Everything was said, everything was written and all manner of graphic illustrations had been deployed. Nothing seemed to sink; nothing worked, it all seemed like water on pumpkin. Then came the mother of all illustrations: the vice president, Prof. Yemi Osinbajo, was last week captured airborne in a chopper looking down at the damning chaos that had become Apapa Ports and environs.
Great snakes! He must have exclaimed as he gazed at an apocalyptic scene below; what may be described as a huge, long, interminable anaconda of a traffic logjam. It is not only the long stretch leading from Ijora to Apapa Wharf down to Tin-Can Island and on to Mile 2, but the entire precincts of the maritime cum commercial and industrial complexes was on lockdown as the vice president viewed from above.
It must have been this bird’s-eye view of a long-standing calamity and total breakdown of law and order on this strategic axis of Lagos that prompted both the federal and state governments to swing into action.

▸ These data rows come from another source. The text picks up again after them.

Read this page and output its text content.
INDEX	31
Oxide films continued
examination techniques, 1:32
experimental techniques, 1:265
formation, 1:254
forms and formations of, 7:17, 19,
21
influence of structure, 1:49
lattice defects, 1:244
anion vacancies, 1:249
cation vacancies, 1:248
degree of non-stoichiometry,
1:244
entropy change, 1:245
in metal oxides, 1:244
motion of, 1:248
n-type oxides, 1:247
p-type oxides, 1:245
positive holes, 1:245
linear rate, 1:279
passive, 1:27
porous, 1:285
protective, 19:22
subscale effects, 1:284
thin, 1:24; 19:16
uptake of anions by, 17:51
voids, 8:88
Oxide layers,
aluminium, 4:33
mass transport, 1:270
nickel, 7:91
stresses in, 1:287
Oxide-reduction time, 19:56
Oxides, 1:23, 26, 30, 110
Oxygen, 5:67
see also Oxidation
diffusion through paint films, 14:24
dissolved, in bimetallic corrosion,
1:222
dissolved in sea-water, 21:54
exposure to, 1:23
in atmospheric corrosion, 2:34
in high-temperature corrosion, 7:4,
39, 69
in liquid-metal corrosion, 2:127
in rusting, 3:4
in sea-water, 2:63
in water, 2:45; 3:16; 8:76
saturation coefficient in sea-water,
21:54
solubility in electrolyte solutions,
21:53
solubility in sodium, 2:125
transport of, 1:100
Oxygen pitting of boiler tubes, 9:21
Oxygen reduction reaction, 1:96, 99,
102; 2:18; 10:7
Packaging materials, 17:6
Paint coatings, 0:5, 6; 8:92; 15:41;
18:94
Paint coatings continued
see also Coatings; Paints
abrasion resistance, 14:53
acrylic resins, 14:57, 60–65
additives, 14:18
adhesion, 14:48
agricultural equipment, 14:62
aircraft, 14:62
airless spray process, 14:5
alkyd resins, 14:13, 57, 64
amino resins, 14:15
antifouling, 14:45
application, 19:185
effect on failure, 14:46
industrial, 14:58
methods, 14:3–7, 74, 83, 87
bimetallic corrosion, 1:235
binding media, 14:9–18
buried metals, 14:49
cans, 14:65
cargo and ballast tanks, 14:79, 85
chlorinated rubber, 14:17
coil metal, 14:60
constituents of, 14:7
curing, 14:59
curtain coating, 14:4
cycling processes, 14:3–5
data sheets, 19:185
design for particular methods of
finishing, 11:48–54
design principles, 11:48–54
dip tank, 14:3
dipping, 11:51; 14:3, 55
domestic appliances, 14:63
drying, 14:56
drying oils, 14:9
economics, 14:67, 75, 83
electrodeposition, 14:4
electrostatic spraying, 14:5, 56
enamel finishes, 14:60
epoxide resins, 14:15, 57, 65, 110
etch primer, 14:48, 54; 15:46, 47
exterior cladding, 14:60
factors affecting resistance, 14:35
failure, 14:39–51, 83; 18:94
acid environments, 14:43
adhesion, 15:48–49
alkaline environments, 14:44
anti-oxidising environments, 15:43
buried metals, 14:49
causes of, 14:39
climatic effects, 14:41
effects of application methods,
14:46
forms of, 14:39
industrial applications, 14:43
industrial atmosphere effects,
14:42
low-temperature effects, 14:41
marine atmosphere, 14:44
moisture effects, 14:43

Subsequently, at a meeting of both public and private sectors’ stakeholders at the Presidential Villa, Abuja, the vice president directed the team to adopt a speedy and comprehensive approach to the problem. The attendance register of course testified to the weight of the problem. Among the attendees were Babatunde Fashola, Minister of Power, Works and Housing; Hadiza Bala Usman, Managing Director, Nigerian Ports Authority (NPA); Aliko Dangote, President, Dangote Group; Oba Otudeko, Chairman, Honeywell; Abdulsamad Rabiu of Bua Group. Others included Mansur Dan Ali, defence minister and representatives of the Inspector-General of Police and the Comptroller-General of the Nigeria Customs Service.
The personages present no doubt underscored both the importance of the meeting and the gravity of the situation at hand. Governor Akinwunmi Ambode of Lagos State was to follow up with a meeting of the reconstituted Joint Committee Task Force to manage the chaotic traffic situation and restore sanity, especially in the Apapa axis. The task force comprised all heads of military, paramilitary and traffic management corps in the state. Their immediate mandate is to make sure that the roads of Apapa are not totally locked down any longer.

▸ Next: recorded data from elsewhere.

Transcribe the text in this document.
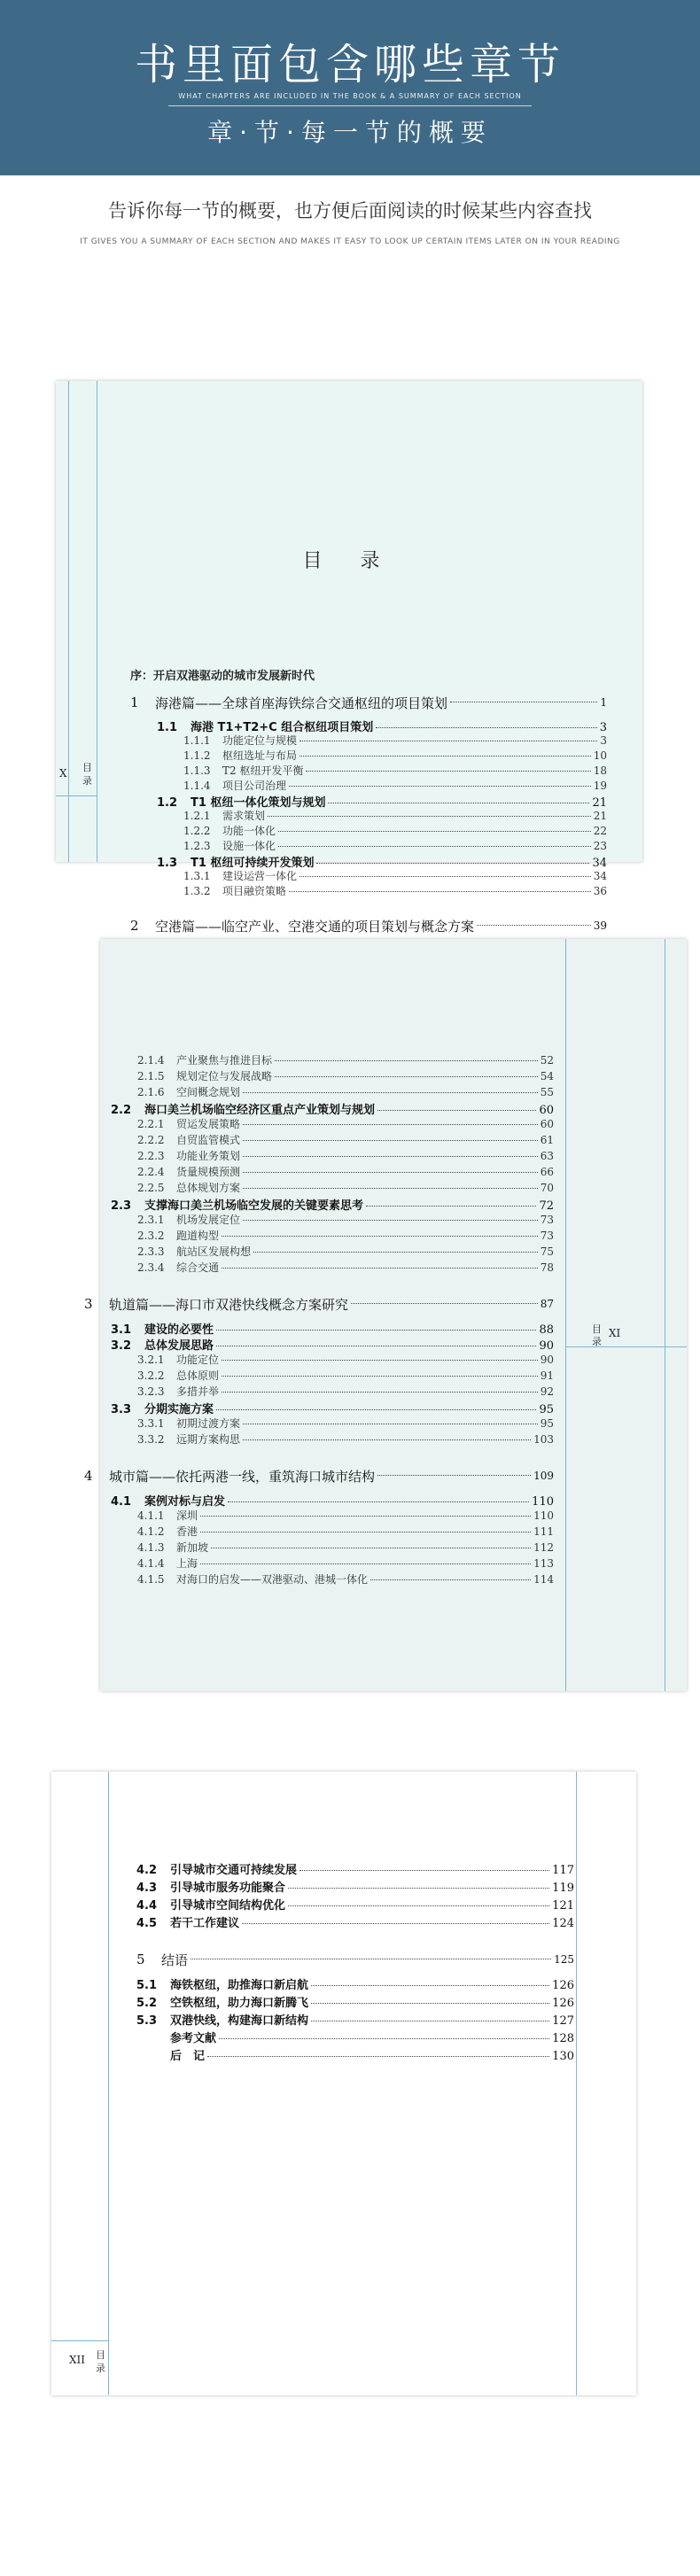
书里面包含哪些章节
WHAT CHAPTERS ARE INCLUDED IN THE BOOK & A SUMMARY OF EACH SECTION
章·节·每一节的概要
告诉你每一节的概要，也方便后面阅读的时候某些内容查找
IT GIVES YOU A SUMMARY OF EACH SECTION AND MAKES IT EASY TO LOOK UP CERTAIN ITEMS LATER ON IN YOUR READING
X 目
录
目 录
序：开启双港驱动的城市发展新时代
1	海港篇——全球首座海铁综合交通枢纽的项目策划	1
1.1	海港 T1+T2+C 组合枢纽项目策划	3
1.1.1	功能定位与规模	3
1.1.2	枢纽选址与布局	10
1.1.3	T2 枢纽开发平衡	18
1.1.4	项目公司治理	19
1.2	T1 枢纽一体化策划与规划	21
1.2.1	需求策划	21
1.2.2	功能一体化	22
1.2.3	设施一体化	23
1.3	T1 枢纽可持续开发策划	34
1.3.1	建设运营一体化	34
1.3.2	项目融资策略	36
2	空港篇——临空产业、空港交通的项目策划与概念方案	39
目
录
XI
2.1.4	产业聚焦与推进目标	52
2.1.5	规划定位与发展战略	54
2.1.6	空间概念规划	55
2.2	海口美兰机场临空经济区重点产业策划与规划	60
2.2.1	贸运发展策略	60
2.2.2	自贸监管模式	61
2.2.3	功能业务策划	63
2.2.4	货量规模预测	66
2.2.5	总体规划方案	70
2.3	支撑海口美兰机场临空发展的关键要素思考	72
2.3.1	机场发展定位	73
2.3.2	跑道构型	73
2.3.3	航站区发展构想	75
2.3.4	综合交通	78
3	轨道篇——海口市双港快线概念方案研究	87
3.1	建设的必要性	88
3.2	总体发展思路	90
3.2.1	功能定位	90
3.2.2	总体原则	91
3.2.3	多措并举	92
3.3	分期实施方案	95
3.3.1	初期过渡方案	95
3.3.2	远期方案构思	103
4	城市篇——依托两港一线，重筑海口城市结构	109
4.1	案例对标与启发	110
4.1.1	深圳	110
4.1.2	香港	111
4.1.3	新加坡	112
4.1.4	上海	113
4.1.5	对海口的启发——双港驱动、港城一体化	114
XII 目
录
4.2	引导城市交通可持续发展	117
4.3	引导城市服务功能聚合	119
4.4	引导城市空间结构优化	121
4.5	若干工作建议	124
5	结语	125
5.1	海铁枢纽，助推海口新启航	126
5.2	空铁枢纽，助力海口新腾飞	126
5.3	双港快线，构建海口新结构	127
参考文献	128
后　记	130
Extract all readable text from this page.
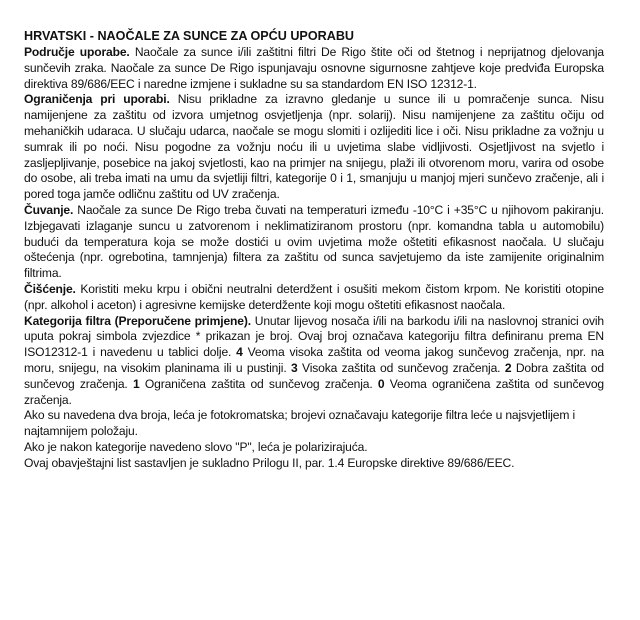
HRVATSKI - NAOČALE ZA SUNCE ZA OPĆU UPORABU

Područje uporabe. Naočale za sunce i/ili zaštitni filtri De Rigo štite oči od štetnog i neprijatnog djelovanja sunčevih zraka. Naočale za sunce De Rigo ispunjavaju osnovne sigurnosne zahtjeve koje predviđa Europska direktiva 89/686/EEC i naredne izmjene i sukladne su sa standardom EN ISO 12312-1.

Ograničenja pri uporabi. Nisu prikladne za izravno gledanje u sunce ili u pomračenje sunca. Nisu namijenjene za zaštitu od izvora umjetnog osvjetljenja (npr. solarij). Nisu namijenjene za zaštitu očiju od mehaničkih udaraca. U slučaju udarca, naočale se mogu slomiti i ozlijediti lice i oči. Nisu prikladne za vožnju u sumrak ili po noći. Nisu pogodne za vožnju noću ili u uvjetima slabe vidljivosti. Osjetljivost na svjetlo i zasljepljivanje, posebice na jakoj svjetlosti, kao na primjer na snijegu, plaži ili otvorenom moru, varira od osobe do osobe, ali treba imati na umu da svjetliji filtri, kategorije 0 i 1, smanjuju u manjoj mjeri sunčevo zračenje, ali i pored toga jamče odličnu zaštitu od UV zračenja.

Čuvanje. Naočale za sunce De Rigo treba čuvati na temperaturi između -10°C i +35°C u njihovom pakiranju. Izbjegavati izlaganje suncu u zatvorenom i neklimatiziranom prostoru (npr. komandna tabla u automobilu) budući da temperatura koja se može dostići u ovim uvjetima može oštetiti efikasnost naočala. U slučaju oštećenja (npr. ogrebotina, tamnjenja) filtera za zaštitu od sunca savjetujemo da iste zamijenite originalnim filtrima.

Čišćenje. Koristiti meku krpu i obični neutralni deterdžent i osušiti mekom čistom krpom. Ne koristiti otopine (npr. alkohol i aceton) i agresivne kemijske deterdžente koji mogu oštetiti efikasnost naočala.

Kategorija filtra (Preporučene primjene). Unutar lijevog nosača i/ili na barkodu i/ili na naslovnoj stranici ovih uputa pokraj simbola zvjezdice * prikazan je broj. Ovaj broj označava kategoriju filtra definiranu prema EN ISO12312-1 i navedenu u tablici dolje. 4 Veoma visoka zaštita od veoma jakog sunčevog zračenja, npr. na moru, snijegu, na visokim planinama ili u pustinji. 3 Visoka zaštita od sunčevog zračenja. 2 Dobra zaštita od sunčevog zračenja. 1 Ograničena zaštita od sunčevog zračenja. 0 Veoma ograničena zaštita od sunčevog zračenja.

Ako su navedena dva broja, leća je fotokromatska; brojevi označavaju kategorije filtra leće u najsvjetlijem i najtamnijem položaju.

Ako je nakon kategorije navedeno slovo "P", leća je polarizirajuća.

Ovaj obavještajni list sastavljen je sukladno Prilogu II, par. 1.4 Europske direktive 89/686/EEC.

For a holistic handling of a dire situation, the vice president especially directed the Minister of Power, Work and Housing as well as the Managing Director, NPA, to implement clear objectives to tackle the Apapa gridlock. He urged them to “look at all components and find quick solution.”
Holistic solution under way
Fashola pointed out the processing capacity at the Lagos ports which he claimed rose from 34 million metric tonnes of cargoes per annum initially to 84 million currently. He also bemoaned the poor traffic management along Apapa access roads. Ms. Usman promised a formidable task force to address the issue. But the twain who are the key dramatis personae in the Apapa conundrum assured that a comprehensive solution was afoot.
Most other stakeholders present pledged support in different dimensions to help unravel the Apapa gridlock, which has lingered for quite some time and defied previous administrations.
Dangote is handling palliative work and reconstruction of Apapa Road leading into the wharf. Honeywell Group would build trailer parks while Bua would handle construction works on Tin Can roads.
Further, the NPA pledged to bar fresh licenses for tank farms in Apapa; manage better, trucks and tanker movements in the ports, introduce intermodal transportation for ease of evacuation at the ports, among other measures.
Would this presidential chopper ride imbue a better view of this crisis and lead to a quick and eventual solution as the vice president envisaged?
About time we say.
Apapa is home to two major ports, the Apapa Port Complex and the Tin-Can Island Port Complex; as well as numerous terminals. The lock-down which has prevailed in the last five years is said to cost the ports about N10 billion daily.
But this is only as concerns earnings from the ports. The cost of what may be described as momentary madness on the entire Apapa community would be incalculable. Numerous businesses and companies in that axis have scaled down or closed shop entirely. Apart from day businesses, nightlife, which was among the most robust in the state because of proximity to seaports virtually disappeared as human and vehicular traffic came to an almost standstill.
Heavy toll on infrastructure
There is health hazard from dust, fumes and refuse. Then the near permanent fixture of heavy articulated vehicles on all the bridges in Apapa and environs must have exacted a heavy toll on the infrastructure. Those bridges built during the age of innocence, so to speak, would be difficult to replace today should they become breached.
We conclude that the Apapa debacle signposts a failure of will, failure of imagination and indeed, failure of the state. Why for instance, should cargoes headed for the east and south south berth in Lagos only to be hauled by road? Why can’t the ports of Calabar, Warri and Port Harcourt be developed to decongest the Lagos ports?
We wager that what the vice president and the stakeholders have done is mere reconnaissance; Apapa is a deep sore, the shame of our nation. It is an emergency and only a presidential task force may be able to untangle this sustained logjam and reclaim the ports.